We use a provably unspendable public key (public key without a private key) 50929b74c1a04954b78b4b6035e97a5e078a5a0f28ec96d547bfee9ace803ac0
to enforce that the locked Bitcoins can only be spent by solving a mathematical equation and not also by using
a keypath spend path. A more detailed and technical explanation can be found in BIP-341.
Unlock and spend funds
In this example, we will unlock the funds by solving the 2nd mathematical equation (x + 2 = 4). In order to unlock
the funds we must provide a value X. After doing some "heavy maffs", we realize that x = 2`.
This means that when constructing our spending transaction we must:
- provide the answer to the equation (x=2)
- provide the script that we are spending (
script_b) - provide a control block (the control block contains the Merkle tree path to the leaf we're using to unlock the coins)
- bitcointx
- buidl
# set the new destination address
destination_address = P2WPKHBitcoinRegtestAddress('bcrt1q2h6auzh30jxlq5q3az2wzmfa5zx9nu9rqnn4v0')
# get the txid and index of the transaction that funded the
# address which we generated above
txid = "d78b711e00e15683e4344a2e21f4fc46d0a3148640181616bf8533b92b76c169"
vout = 1
# construct a spending transaction
script, control_block = tree.get_script_with_control_block('b')
txin = CTxIn(COutPoint(lx(txid), vout))
txout = CTxOut(998000, destination_address.to_scriptPubKey())
tx = CMutableTransaction([txin], [txout])
# we pass the encoded num 2 (x + 2 = 4; x = 4 - 2; x = 2) which is the answer
# to script b that we are using to unlock the funds
ctxinwitnesses = [CTxInWitness(CScriptWitness([2, script, control_block]))]

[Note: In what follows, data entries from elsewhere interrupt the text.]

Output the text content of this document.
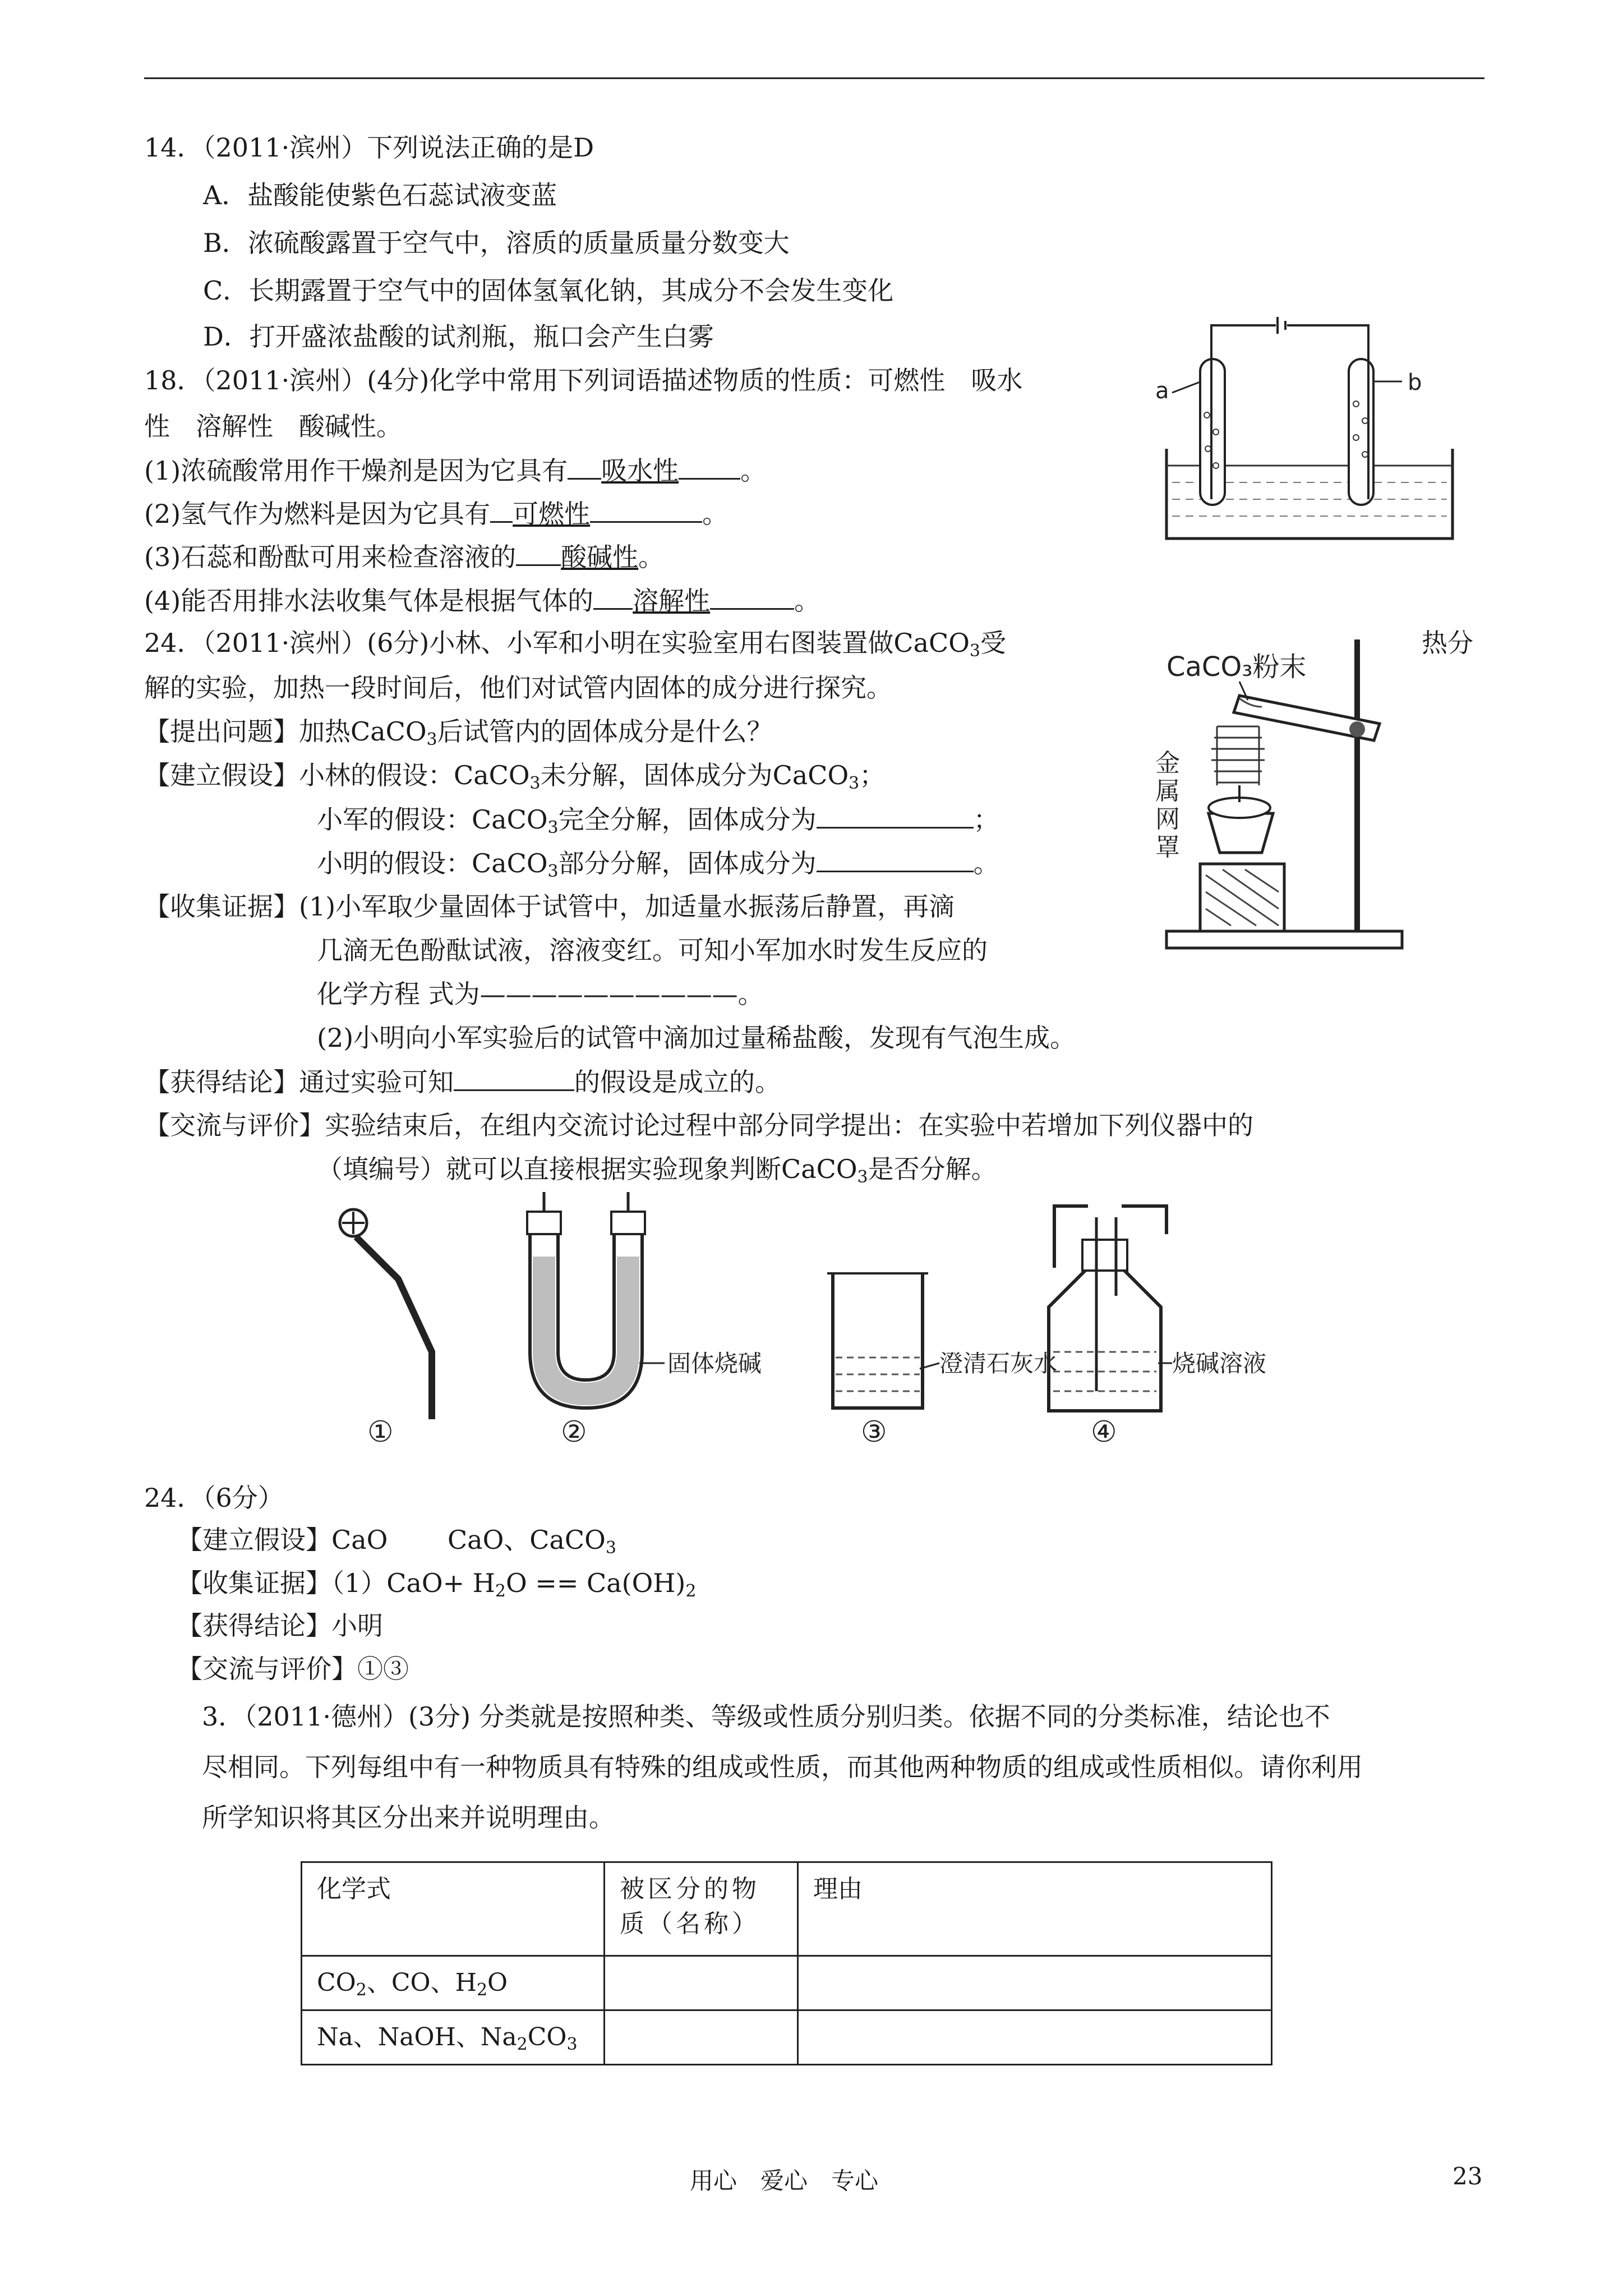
14．（2011·滨州）下列说法正确的是D
A．盐酸能使紫色石蕊试液变蓝
B．浓硫酸露置于空气中，溶质的质量质量分数变大
C．长期露置于空气中的固体氢氧化钠，其成分不会发生变化
D．打开盛浓盐酸的试剂瓶，瓶口会产生白雾
18．（2011·滨州）(4分)化学中常用下列词语描述物质的性质：可燃性　吸水
性　溶解性　酸碱性。
(1)浓硫酸常用作干燥剂是因为它具有 吸水性 。
(2)氢气作为燃料是因为它具有 可燃性	。
(3)石蕊和酚酞可用来检查溶液的 酸碱性。
(4)能否用排水法收集气体是根据气体的 溶解性	。
a	b
24．（2011·滨州）(6分)小林、小军和小明在实验室用右图装置做CaCO$_3$受	热分
解的实验，加热一段时间后，他们对试管内固体的成分进行探究。
【提出问题】加热CaCO$_3$后试管内的固体成分是什么？
【建立假设】小林的假设：CaCO$_3$未分解，固体成分为CaCO$_3$；
小军的假设：CaCO$_3$完全分解，固体成分为	；
小明的假设：CaCO$_3$部分分解，固体成分为	。
【收集证据】(1)小军取少量固体于试管中，加适量水振荡后静置，再滴
几滴无色酚酞试液，溶液变红。可知小军加水时发生反应的
化学方程 式为——————————。
(2)小明向小军实验后的试管中滴加过量稀盐酸，发现有气泡生成。
【获得结论】通过实验可知	的假设是成立的。
【交流与评价】实验结束后，在组内交流讨论过程中部分同学提出：在实验中若增加下列仪器中的
（填编号）就可以直接根据实验现象判断CaCO$_3$是否分解。
CaCO₃粉末
金属网罩
①
固体烧碱
②
澄清石灰水
③
烧碱溶液
④
24．（6分）
【建立假设】CaO　　 CaO、CaCO$_3$
【收集证据】$(1)CaO+ H_2O == Ca(OH)_2$
【获得结论】小明
【交流与评价】①③
3．（2011·德州）(3分) 分类就是按照种类、等级或性质分别归类。依据不同的分类标准，结论也不
尽相同。下列每组中有一种物质具有特殊的组成或性质，而其他两种物质的组成或性质相似。请你利用
所学知识将其区分出来并说明理由。
化学式	被区分的物质（名称）	理由
$CO_2$、CO、$H_2O$		
Na、NaOH、$Na_2CO_3$		
用心　爱心　专心	23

tx.wit = CTxWitness(ctxinwitnesses)
print("Serialized transaction, ready to be broadcasted: \n{}".format(b2x(tx.serialize())))
# prints: Serialized transaction, ready to be broadcasted:
# 0200000000010169c1762bb93385bf161618408614a3d046fcf4212e4a34e48356e1001e718bd70100000000ffffffff01703a0f000000000016001455f5de0af17c8df05011e894e16d3da08c59f0a3030102045293548761c01e2cd43aa1993fa0c794bdb6d46bf020b8ac8e94b4ba8ef0afdf4bc7e7c69a18d1e739a26b4901006173fdaabda58fee852adf52961b72599c9028bc3c2416726d44bd01a69b7813aa96283e235ae783e12e45017e8368bce37cec085d5b823d00000000
# set the new destination address
destination_address = "bcrt1qjpy5vd3au8evkh8y88j76quyjgz3kfu9p2yqkc"
# get the txid and index of the transaction that funded the address which we generated above
txid = "113617f7090edd587364c57a16fa3102288cdc1dd083f47f50d3ae94cb48a812"
vout = 0
control_block = branch_abc.control_block(internal_pubkey, leaf_b)
tx_in = TxIn(bytes.fromhex(txid), vout)
# we pass the encoded num 2 (x + 2 = 4; x = 4 - 2; x = 2) which is the answer
# to script b that we are using to unlock the funds
tx_in.witness.items = [encode_num(2), leaf_b.tap_script.raw_serialize(), control_block.serialize()]
tx_ins = [tx_in]
tx_outs = [TxOut(998000, P2WPKHScriptPubKey(decode_bech32(destination_address)[2]))]
tx = Tx(2, tx_ins, tx_outs, network="regtest", segwit=True)
print("Serialized transaction, ready to be broadcasted: \n{}".format(tx.serialize().hex()))
# prints: Serialized transaction, ready to be broadcasted:
# 0200000000010112a848cb94aed3507ff483d01ddc8c280231fa167ac5647358dd0e09f71736110000000000ffffffff01703a0f0000000000160014904946363de1f2cb5ce439e5ed038492051b2785030102045293548761c1f006a18d5653c4edf5391ff23a61f03ff83d237e880ee61187fa9f379a028e0ad1e739a26b4901006173fdaabda58fee852adf52961b72599c9028bc3c2416726d44bd01a69b7813aa96283e235ae783e12e45017e8368bce37cec085d5b823d00000000
You should be able to broadcast the above raw transaction and spend the locked funds!
Not sure if you've noticed, but we did not have to sign the transaction, this is because we intentionally only wanted to lock our funds by a stupid simple mathematical equation.